Before use, the device should be held in one hand and the safety release should be removed by pulling straight up with the other hand, the FDA said.
Some EpiPen devices also may have a blue safety release that is slightly raised, the FDA said. If that’s the case, the device may activate prematurely, which could delay or prevent emergency use.
In addition, some EpiPen devices may not slide out of their carrier tube easily or at all due to a slight deformity on the tube’s rim, the FDA said.
User errors can also delay or prevent injection. Users must remove the blue safety release and ensure that the orange needle-end of the device is in contact with the outer thigh before and during activation.
The FDA said the device must be pushed firmly against the outer thigh until it clicks — which means that injection has started. It should be held in place for at least three seconds following activation.

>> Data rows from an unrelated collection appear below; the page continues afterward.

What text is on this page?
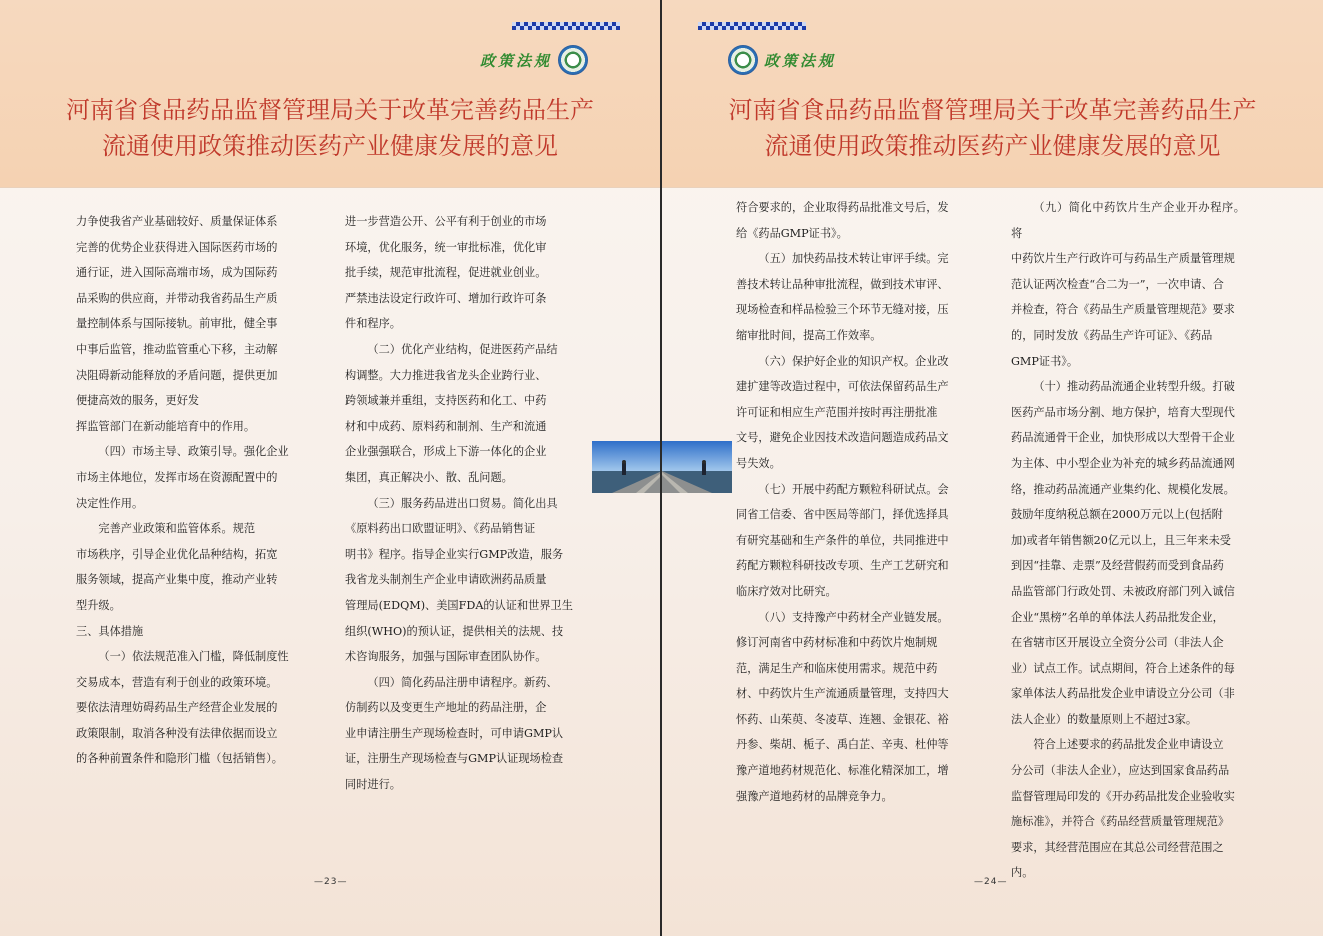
政策法规
河南省食品药品监督管理局关于改革完善药品生产
流通使用政策推动医药产业健康发展的意见

力争使我省产业基础较好、质量保证体系

完善的优势企业获得进入国际医药市场的

通行证，进入国际高端市场，成为国际药

品采购的供应商，并带动我省药品生产质

量控制体系与国际接轨。前审批，健全事

中事后监管，推动监管重心下移，主动解

决阻碍新动能释放的矛盾问题，提供更加

便捷高效的服务，更好发

挥监管部门在新动能培育中的作用。

（四）市场主导、政策引导。强化企业

市场主体地位，发挥市场在资源配置中的

决定性作用。

完善产业政策和监管体系。规范

市场秩序，引导企业优化品种结构，拓宽

服务领域，提高产业集中度，推动产业转

型升级。

三、具体措施

（一）依法规范准入门槛，降低制度性

交易成本，营造有利于创业的政策环境。

要依法清理妨碍药品生产经营企业发展的

政策限制，取消各种没有法律依据而设立

的各种前置条件和隐形门槛（包括销售）。

进一步营造公开、公平有利于创业的市场

环境，优化服务，统一审批标准，优化审

批手续，规范审批流程，促进就业创业。

严禁违法设定行政许可、增加行政许可条

件和程序。

（二）优化产业结构，促进医药产品结

构调整。大力推进我省龙头企业跨行业、

跨领域兼并重组，支持医药和化工、中药

材和中成药、原料药和制剂、生产和流通

企业强强联合，形成上下游一体化的企业

集团，真正解决小、散、乱问题。

（三）服务药品进出口贸易。简化出具

《原料药出口欧盟证明》、《药品销售证

明书》程序。指导企业实行GMP改造，服务

我省龙头制剂生产企业申请欧洲药品质量

管理局(EDQM)、美国FDA的认证和世界卫生

组织(WHO)的预认证，提供相关的法规、技

术咨询服务，加强与国际审查团队协作。

（四）简化药品注册申请程序。新药、

仿制药以及变更生产地址的药品注册，企

业申请注册生产现场检查时，可申请GMP认

证，注册生产现场检查与GMP认证现场检查

同时进行。

—23—
政策法规
河南省食品药品监督管理局关于改革完善药品生产
流通使用政策推动医药产业健康发展的意见

符合要求的，企业取得药品批准文号后，发

给《药品GMP证书》。

（五）加快药品技术转让审评手续。完

善技术转让品种审批流程，做到技术审评、

现场检查和样品检验三个环节无缝对接，压

缩审批时间，提高工作效率。

（六）保护好企业的知识产权。企业改

建扩建等改造过程中，可依法保留药品生产

许可证和相应生产范围并按时再注册批准

文号，避免企业因技术改造问题造成药品文

号失效。

（七）开展中药配方颗粒科研试点。会

同省工信委、省中医局等部门，择优选择具

有研究基础和生产条件的单位，共同推进中

药配方颗粒科研技改专项、生产工艺研究和

临床疗效对比研究。

（八）支持豫产中药材全产业链发展。

修订河南省中药材标准和中药饮片炮制规

范，满足生产和临床使用需求。规范中药

材、中药饮片生产流通质量管理，支持四大

怀药、山茱萸、冬凌草、连翘、金银花、裕

丹参、柴胡、栀子、禹白芷、辛夷、杜仲等

豫产道地药材规范化、标准化精深加工，增

强豫产道地药材的品牌竞争力。

（九）简化中药饮片生产企业开办程序。将

中药饮片生产行政许可与药品生产质量管理规

范认证两次检查“合二为一”，一次申请、合

并检查，符合《药品生产质量管理规范》要求

的，同时发放《药品生产许可证》、《药品

GMP证书》。

（十）推动药品流通企业转型升级。打破

医药产品市场分割、地方保护，培育大型现代

药品流通骨干企业，加快形成以大型骨干企业

为主体、中小型企业为补充的城乡药品流通网

络，推动药品流通产业集约化、规模化发展。

鼓励年度纳税总额在2000万元以上(包括附

加)或者年销售额20亿元以上，且三年来未受

到因“挂靠、走票”及经营假药而受到食品药

品监管部门行政处罚、未被政府部门列入诚信

企业“黑榜”名单的单体法人药品批发企业，

在省辖市区开展设立全资分公司（非法人企

业）试点工作。试点期间，符合上述条件的每

家单体法人药品批发企业申请设立分公司（非

法人企业）的数量原则上不超过3家。

符合上述要求的药品批发企业申请设立

分公司（非法人企业），应达到国家食品药品

监督管理局印发的《开办药品批发企业验收实

施标准》，并符合《药品经营质量管理规范》

要求，其经营范围应在其总公司经营范围之

内。

—24—
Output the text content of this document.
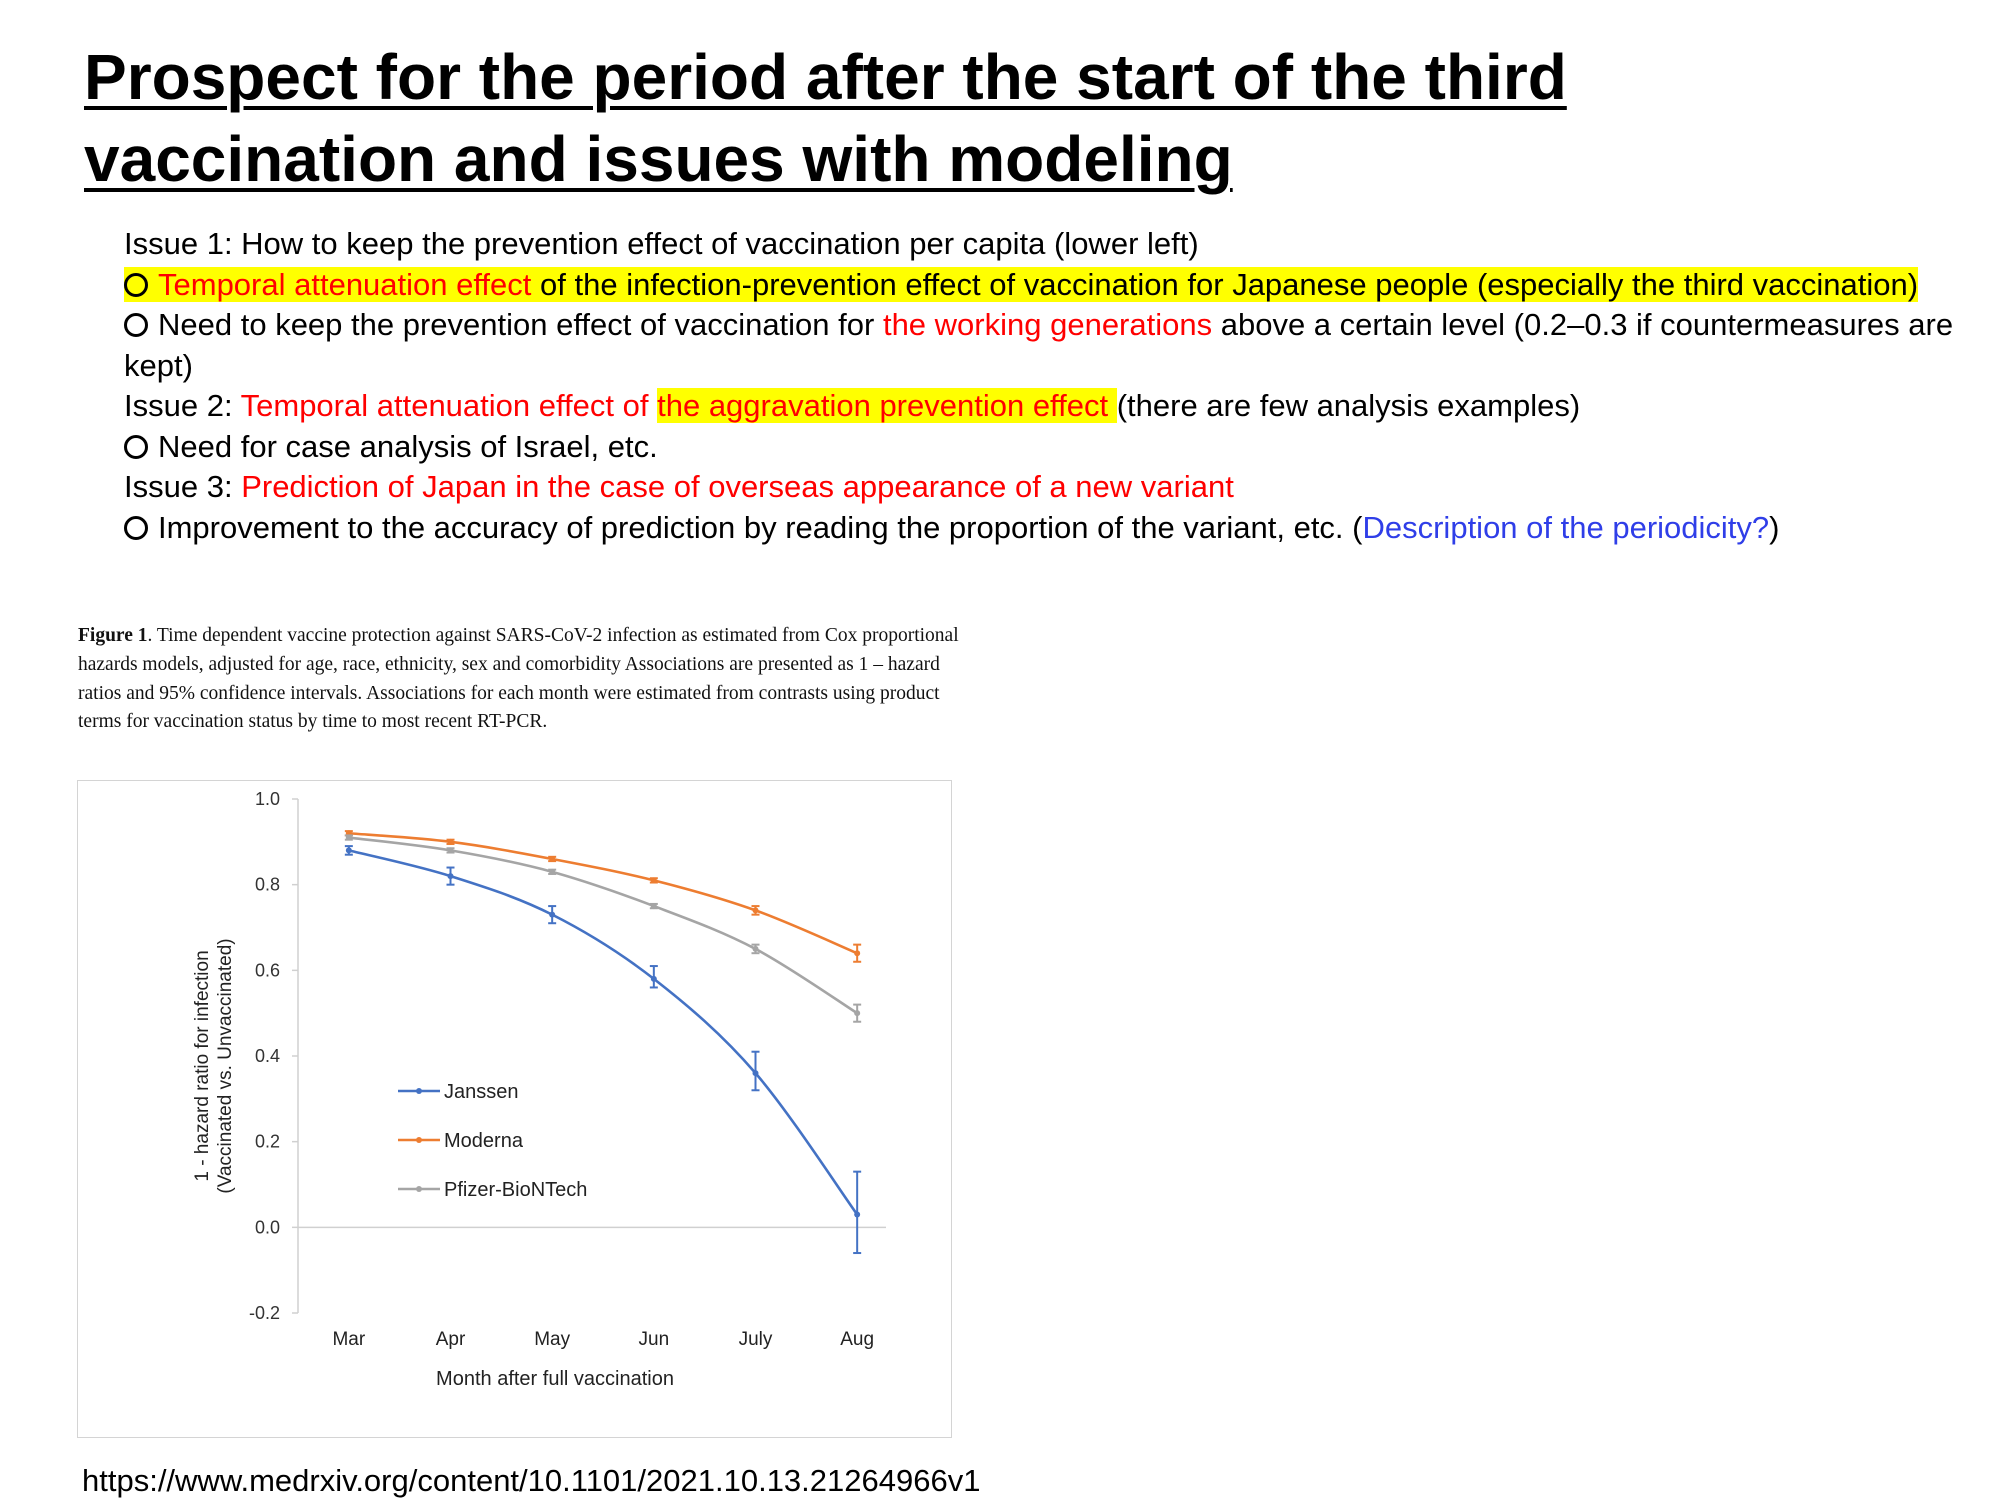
Prospect for the period after the start of the third vaccination and issues with modeling
Issue 1: How to keep the prevention effect of vaccination per capita (lower left)
Temporal attenuation effect of the infection-prevention effect of vaccination for Japanese people (especially the third vaccination)
Need to keep the prevention effect of vaccination for the working generations above a certain level (0.2–0.3 if countermeasures are kept)
Issue 2: Temporal attenuation effect of the aggravation prevention effect (there are few analysis examples)
Need for case analysis of Israel, etc.
Issue 3: Prediction of Japan in the case of overseas appearance of a new variant
Improvement to the accuracy of prediction by reading the proportion of the variant, etc. (Description of the periodicity?)
Figure 1. Time dependent vaccine protection against SARS-CoV-2 infection as estimated from Cox proportional hazards models, adjusted for age, race, ethnicity, sex and comorbidity Associations are presented as 1 – hazard ratios and 95% confidence intervals. Associations for each month were estimated from contrasts using product terms for vaccination status by time to most recent RT-PCR.
-0.2
0.0
0.2
0.4
0.6
0.8
1.0
Mar	Apr	May	Jun	July	Aug
Month after full vaccination
1 - hazard ratio for infection (Vaccinated vs. Unvaccinated)	Janssen
Moderna
Pfizer-BioNTech
https://www.medrxiv.org/content/10.1101/2021.10.13.21264966v1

“It is important for health care providers, patients and caregivers to periodically review the EpiPen user instructions and practice using the EpiPen trainer to ensure proper understanding and utilization of the EpiPen auto-injector,” the FDA said in an agency news release.
The FDA called on pharmacists to inspect the devices before dispensing them to patients. It advised patients who have an issue with their auto-injector to contact EpiPen manufacturer Mylan at 800-796-9526 to get a replacement at no additional cost.